The death toll from wildfires in Northern California has risen to 77, with thousands left homeless from the deadliest blaze to hit the US state in a century.
“One human remain was located today,” raising the toll by one in the so-called Camp Fire which broke out 10 days ago in northern California, a statement from the Butte County Sheriff said on Sunday.
Hundreds of rescue workers sifted through the rubble in the affected areas on Sunday, amid concerns that rain in the weather forecast could complicate search efforts, while also bringing some relief to firefighters.
Northern California’s Camp Fire has destroyed nearly 10,000 homes and torched 233 square miles (603 square kilometres), and 993 names remain on a list of of people unaccounted for.
The blaze ignited on November 8 was 65 percent contained on Sunday.

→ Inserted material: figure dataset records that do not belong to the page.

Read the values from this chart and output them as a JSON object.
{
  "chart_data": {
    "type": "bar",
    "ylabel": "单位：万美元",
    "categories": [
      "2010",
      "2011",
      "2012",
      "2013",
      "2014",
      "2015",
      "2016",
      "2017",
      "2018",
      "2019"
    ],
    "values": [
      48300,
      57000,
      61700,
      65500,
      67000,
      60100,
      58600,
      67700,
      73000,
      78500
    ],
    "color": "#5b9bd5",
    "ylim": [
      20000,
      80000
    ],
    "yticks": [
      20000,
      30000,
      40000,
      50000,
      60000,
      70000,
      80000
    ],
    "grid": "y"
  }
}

Rain is forecast for the area this week, potentially helping douse the flames, but raising the risk of floods and mudslides that will swell the misery of 46,000 people under evacuation orders.
US President Donald Trump toured the area on Saturday and also visited Southern California, where firefighters were making progress on a wildfire that tore through communities west of Los Angeles from Thousand Oaks to Malibu, killing three people.
“We’ve never seen anything like this in California, we’ve never seen anything like this yet. It’s like total devastation,” Trump said as he stood amid the ruins of Paradise, which has a population of about 26,000.
He met state officials, who have been critical of him, and pledged federal assistance for Californians.
In Paradise, at a makeshift camp, shell-shocked families took stock of their losses.
Amy Bravo-Robertson and her family were among the 50,000 who were forced to flee their homes as the wildfires closed in around them. Her trailer home and place of employment were destroyed.
“A million things are going through my head. We are just trying to figure out where we are going and what we are doing,” she told Al Jazeera.
Trump, downplaying the role of a changing climate in fuelling the fires, said the management and maintenance of forest lands will be the focus moving forward and announced $500m for that effort in the Farm Bill.
“I want a great climate,” he said. “We’re going to have that and we’re going to have forests that are very safe because we can’t go through this every year.”
Butte County Sheriff Kory Honea expressed hope that Trump’s visit would help with recovery, saying the tour by the Republican president and California’s Democratic leaders “signals a spirit of cooperation here that ultimately benefit this community and get us on a path toward recovery.”